Related tags Insulin Exubera

The race to develop an inhaled formulation of insulin - and provide
the first alternative to injections for the millions of people
worldwide who suffer from diabetes - is getting closer.

US drug delivery specialist Alkermes surged late last week on the news that its partner Eli Lilly had agreed to take their inhaled insulin product into Phase III testing. The news came just as further doubts have been raised about the prospects of a rival product from Pfizer, Aventis and Nektar Therapeutics getting approved.

With the number of patients with diabetes currently estimated at about 25 million in Europe alone - and escalating every year - the rewards for a company that can come up with a safe alternative to injections look assured. Analysts have predicted that the first inhaled insulin product to reach the market could achieve sales upwards of $1.5 billion a year.

Earlier this month, shares in Nektar fell through the floor after rumours surfaced that the product, called Exubera, was to be rejected for approval by regulators in Europe. An application to market the drug in the US had been withdrawn after experiments suggested that it may be associated with a decline in lung function over time.

And as diabetes requires chronic dosing with insulin, the concern is that patients taking the drug in this way could have complications later in life.
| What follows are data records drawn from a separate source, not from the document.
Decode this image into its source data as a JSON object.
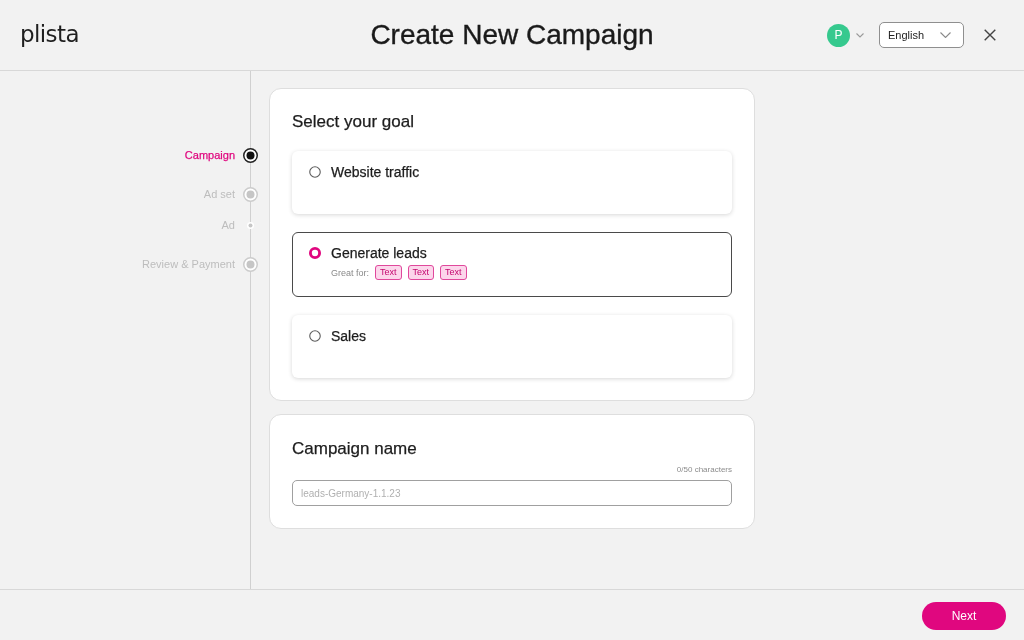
{
  "header": {
    "logo": "plista",
    "title": "Create New Campaign",
    "avatar": "P",
    "language": "English"
  },
  "steps": [
    {
      "label": "Campaign",
      "kind": "step",
      "selected": true
    },
    {
      "label": "Ad set",
      "kind": "step",
      "selected": false
    },
    {
      "label": "Ad",
      "kind": "substep",
      "selected": false
    },
    {
      "label": "Review & Payment",
      "kind": "step",
      "selected": false
    }
  ],
  "goal_card": {
    "title": "Select your goal",
    "options": [
      {
        "label": "Website traffic",
        "selected": false
      },
      {
        "label": "Generate leads",
        "selected": true,
        "hint": "Great for:",
        "tags": [
          "Text",
          "Text",
          "Text"
        ]
      },
      {
        "label": "Sales",
        "selected": false
      }
    ]
  },
  "name_card": {
    "title": "Campaign name",
    "counter": "0/50 characters",
    "placeholder": "leads-Germany-1.1.23"
  },
  "footer": {
    "next_button": "Next"
  }
}
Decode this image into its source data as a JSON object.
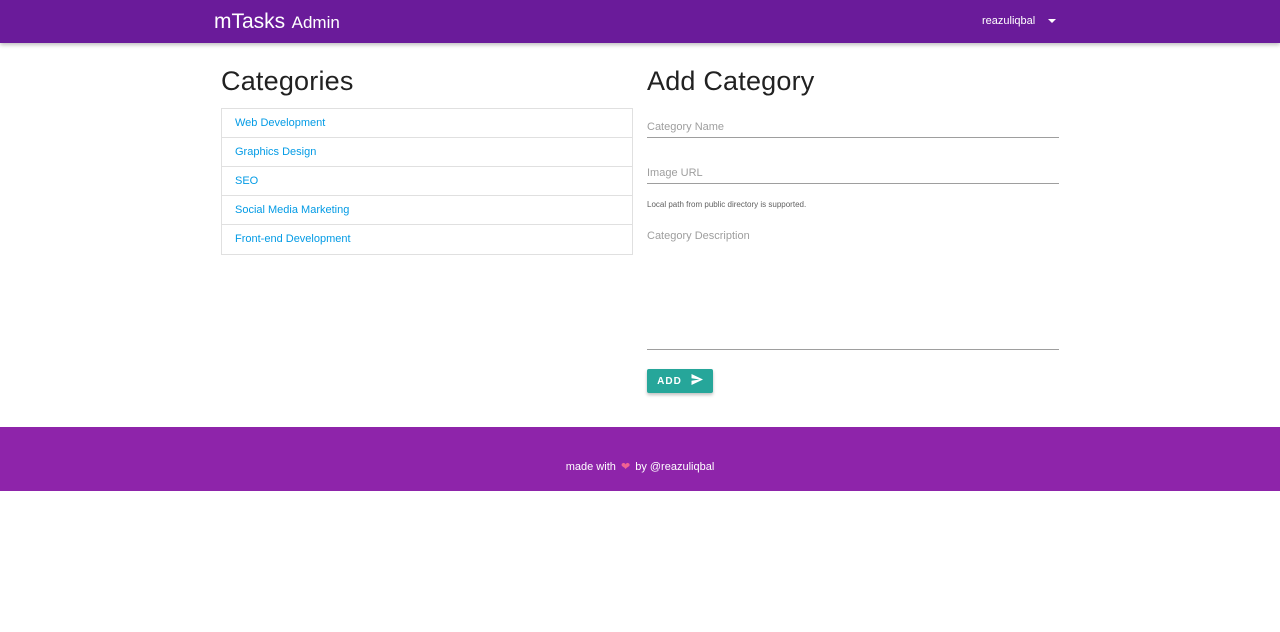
{
  "navbar": {
    "brand_main": "mTasks",
    "brand_sub": "Admin",
    "username": "reazuliqbal",
    "menu_icon": "caret-down-icon",
    "background": "#6a1b9a"
  },
  "categories": {
    "title": "Categories",
    "items": [
      {
        "label": "Web Development"
      },
      {
        "label": "Graphics Design"
      },
      {
        "label": "SEO"
      },
      {
        "label": "Social Media Marketing"
      },
      {
        "label": "Front-end Development"
      }
    ],
    "link_color": "#039be5"
  },
  "add_category": {
    "title": "Add Category",
    "name_placeholder": "Category Name",
    "name_value": "",
    "image_placeholder": "Image URL",
    "image_value": "",
    "image_helper": "Local path from public directory is supported.",
    "description_placeholder": "Category Description",
    "description_value": "",
    "button_label": "ADD",
    "button_icon": "send-icon",
    "button_color": "#26a69a"
  },
  "footer": {
    "text_before": "made with",
    "heart_icon": "heart-icon",
    "text_after": "by @reazuliqbal",
    "background": "#8e24aa"
  }
}
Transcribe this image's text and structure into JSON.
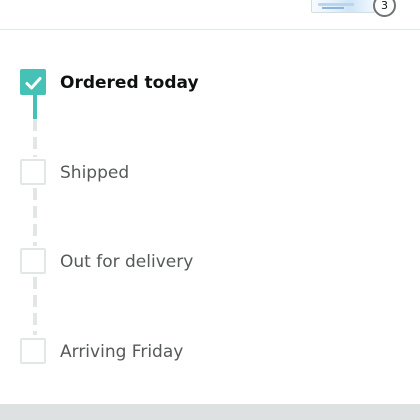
{
  "header": {
    "item_quantity": "3"
  },
  "tracker": {
    "progress_fraction": 0.25,
    "accent_color": "#45c1b5",
    "steps": [
      {
        "label": "Ordered today",
        "status": "completed",
        "icon": "check-icon"
      },
      {
        "label": "Shipped",
        "status": "pending"
      },
      {
        "label": "Out for delivery",
        "status": "pending"
      },
      {
        "label": "Arriving Friday",
        "status": "pending"
      }
    ]
  }
}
Despite the problems associated with Exubera, US-based multinational Lilly has decided to proceed with a full Phase III trials programme after encouraging results in a Phase II study of the product, which is based on Alkermes' AIR drug delivery technology.

Alkermes also said it had made progress in developing commercial versions of the powdered insulin and the inhalation technology that form its product.
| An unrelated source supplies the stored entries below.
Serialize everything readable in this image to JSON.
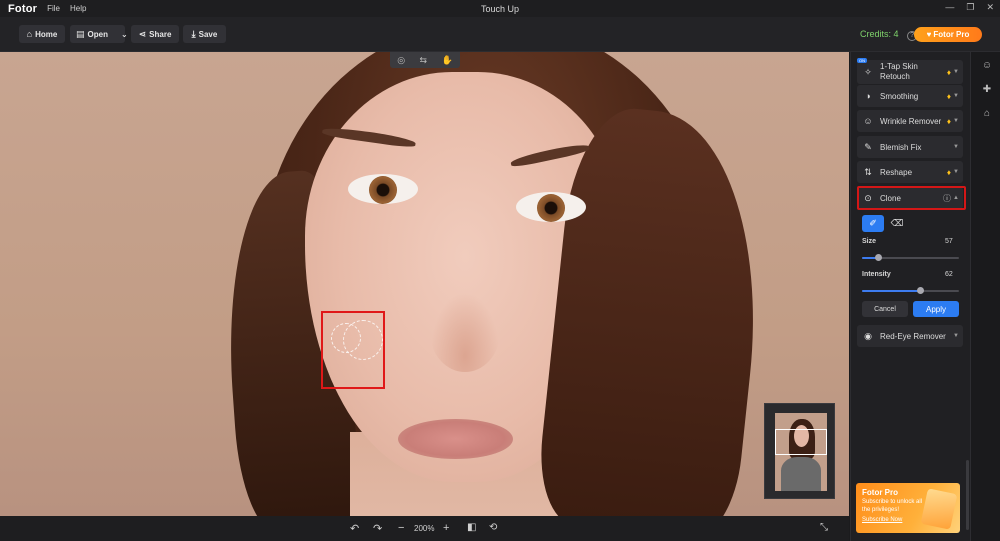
{
  "app": {
    "logo": "Fotor",
    "window_title": "Touch Up",
    "menu": [
      "File",
      "Help"
    ]
  },
  "toolbar": {
    "home": "Home",
    "open": "Open",
    "share": "Share",
    "save": "Save",
    "credits": "Credits: 4",
    "pro": "Fotor Pro"
  },
  "tools": [
    {
      "label": "1-Tap Skin Retouch",
      "badge": "ON",
      "premium": true
    },
    {
      "label": "Smoothing",
      "premium": true
    },
    {
      "label": "Wrinkle Remover",
      "premium": true
    },
    {
      "label": "Blemish Fix",
      "premium": false
    },
    {
      "label": "Reshape",
      "premium": true
    },
    {
      "label": "Clone",
      "premium": false,
      "expanded": true
    },
    {
      "label": "Red-Eye Remover",
      "premium": false
    }
  ],
  "clone": {
    "size_label": "Size",
    "size_value": "57",
    "size_fraction": 0.17,
    "intensity_label": "Intensity",
    "intensity_value": "62",
    "intensity_fraction": 0.6,
    "cancel": "Cancel",
    "apply": "Apply"
  },
  "zoom": {
    "value": "200%"
  },
  "promo": {
    "title": "Fotor Pro",
    "subtitle": "Subscribe to unlock all the privileges!",
    "link": "Subscribe Now"
  },
  "colors": {
    "accent": "#2c7cf2",
    "pro_orange": "#ff8d1a",
    "credits_green": "#7fd36b",
    "highlight_red": "#d41717"
  }
}
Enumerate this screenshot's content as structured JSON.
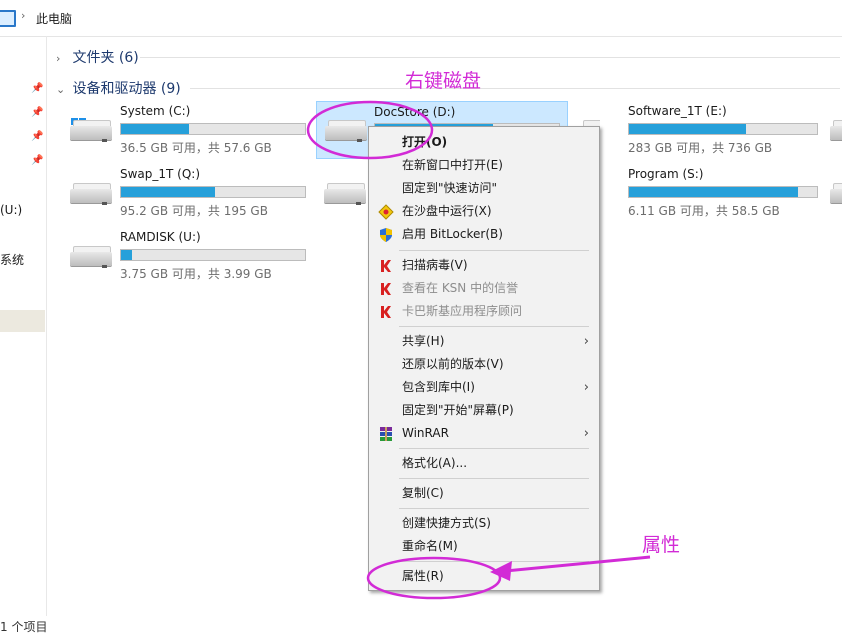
{
  "address": {
    "crumb": "此电脑"
  },
  "nav": {
    "items": [
      "(U:)",
      "系统"
    ]
  },
  "groups": {
    "folders": "文件夹 (6)",
    "drives": "设备和驱动器 (9)"
  },
  "drives": [
    {
      "name": "System (C:)",
      "info": "36.5 GB 可用，共 57.6 GB",
      "used_fraction": 0.37,
      "icon": "windows-drive-icon"
    },
    {
      "name": "DocStore (D:)",
      "info": "",
      "used_fraction": 0.64,
      "icon": "drive-icon",
      "selected": true
    },
    {
      "name": "Software_1T (E:)",
      "info": "283 GB 可用，共 736 GB",
      "used_fraction": 0.62,
      "icon": "drive-icon"
    },
    {
      "name": "Swap_1T (Q:)",
      "info": "95.2 GB 可用，共 195 GB",
      "used_fraction": 0.51,
      "icon": "drive-icon"
    },
    {
      "name": "Program (S:)",
      "info": "6.11 GB 可用，共 58.5 GB",
      "used_fraction": 0.9,
      "icon": "drive-icon"
    },
    {
      "name": "RAMDISK (U:)",
      "info": "3.75 GB 可用，共 3.99 GB",
      "used_fraction": 0.06,
      "icon": "drive-icon"
    }
  ],
  "status": {
    "count": "1 个项目"
  },
  "context_menu": {
    "items": [
      {
        "label": "打开(O)",
        "bold": true
      },
      {
        "label": "在新窗口中打开(E)"
      },
      {
        "label": "固定到\"快速访问\""
      },
      {
        "label": "在沙盘中运行(X)",
        "icon": "sandbox-icon"
      },
      {
        "label": "启用 BitLocker(B)",
        "icon": "shield-icon"
      },
      {
        "label": "扫描病毒(V)",
        "icon": "kaspersky-icon"
      },
      {
        "label": "查看在 KSN 中的信誉",
        "icon": "kaspersky-icon",
        "disabled": true
      },
      {
        "label": "卡巴斯基应用程序顾问",
        "icon": "kaspersky-icon",
        "disabled": true
      },
      {
        "label": "共享(H)",
        "submenu": true
      },
      {
        "label": "还原以前的版本(V)"
      },
      {
        "label": "包含到库中(I)",
        "submenu": true
      },
      {
        "label": "固定到\"开始\"屏幕(P)"
      },
      {
        "label": "WinRAR",
        "icon": "winrar-icon",
        "submenu": true
      },
      {
        "label": "格式化(A)..."
      },
      {
        "label": "复制(C)"
      },
      {
        "label": "创建快捷方式(S)"
      },
      {
        "label": "重命名(M)"
      },
      {
        "label": "属性(R)"
      }
    ]
  },
  "annotations": {
    "right_click": "右键磁盘",
    "properties": "属性",
    "color": "#d22bd6"
  }
}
Alkermes started its collaboration with Lilly in 2001, although the terms of the agreement were modified in December 2002 with Lilly agreeing to purchase $30 million of Alkermes stock. This move left Alkermes with funding for the complete development programme for inhaled insulin during calendar years 2003 and 2004.
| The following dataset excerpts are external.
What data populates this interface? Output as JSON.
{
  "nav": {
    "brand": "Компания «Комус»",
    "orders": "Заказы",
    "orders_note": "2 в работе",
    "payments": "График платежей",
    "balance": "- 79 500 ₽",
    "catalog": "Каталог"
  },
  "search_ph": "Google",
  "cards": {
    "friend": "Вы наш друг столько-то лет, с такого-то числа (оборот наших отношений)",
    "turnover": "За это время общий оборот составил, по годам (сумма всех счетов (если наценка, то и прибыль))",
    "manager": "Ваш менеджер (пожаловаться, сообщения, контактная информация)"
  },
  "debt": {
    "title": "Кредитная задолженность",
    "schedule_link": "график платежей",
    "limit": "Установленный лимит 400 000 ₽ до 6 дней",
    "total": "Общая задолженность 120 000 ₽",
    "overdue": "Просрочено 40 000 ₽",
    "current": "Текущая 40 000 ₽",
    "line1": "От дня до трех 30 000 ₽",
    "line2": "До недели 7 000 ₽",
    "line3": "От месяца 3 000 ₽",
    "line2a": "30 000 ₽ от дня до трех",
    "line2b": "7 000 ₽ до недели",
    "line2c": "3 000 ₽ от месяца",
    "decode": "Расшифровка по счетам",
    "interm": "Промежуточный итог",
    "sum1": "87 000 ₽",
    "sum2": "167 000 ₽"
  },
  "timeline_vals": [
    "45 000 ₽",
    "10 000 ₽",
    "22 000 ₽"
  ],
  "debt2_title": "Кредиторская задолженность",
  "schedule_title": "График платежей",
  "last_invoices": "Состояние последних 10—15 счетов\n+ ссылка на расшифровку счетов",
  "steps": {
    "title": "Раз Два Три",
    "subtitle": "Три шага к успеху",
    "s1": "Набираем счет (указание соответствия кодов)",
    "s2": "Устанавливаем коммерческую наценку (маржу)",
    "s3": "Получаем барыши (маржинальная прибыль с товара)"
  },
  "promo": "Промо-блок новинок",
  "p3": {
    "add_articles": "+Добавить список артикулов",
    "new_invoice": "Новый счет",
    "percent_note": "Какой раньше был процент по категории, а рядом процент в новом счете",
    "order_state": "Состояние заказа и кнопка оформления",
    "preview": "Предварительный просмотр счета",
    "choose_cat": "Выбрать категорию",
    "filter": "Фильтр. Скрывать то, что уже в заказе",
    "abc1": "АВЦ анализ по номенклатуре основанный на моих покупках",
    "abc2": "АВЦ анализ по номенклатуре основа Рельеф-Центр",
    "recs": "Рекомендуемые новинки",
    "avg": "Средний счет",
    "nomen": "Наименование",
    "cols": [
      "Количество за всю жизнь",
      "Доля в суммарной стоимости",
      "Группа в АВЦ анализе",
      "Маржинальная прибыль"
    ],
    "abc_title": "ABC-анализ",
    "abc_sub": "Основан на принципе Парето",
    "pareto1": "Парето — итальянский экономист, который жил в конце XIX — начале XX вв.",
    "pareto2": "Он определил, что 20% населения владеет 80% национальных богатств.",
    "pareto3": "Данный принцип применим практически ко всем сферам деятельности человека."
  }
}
Analysts at Datamonitor said that the news about Exubera was no surprise, as submission for approval in Europe was viewed by many as a ploy by Aventis to assure investors that its pipeline could produce continued earnings growth, in its effort to fend off the then recently launched takeover bid by Sanofi-Synthelabo.

If Exubera is not approved however, it is likely that other inhaled insulins in earlier phases of development will find it much harder to gain regulatory approval, since the authorities will require robust and conclusive data proving the efficacy and safety of such medications in the lack of precedent.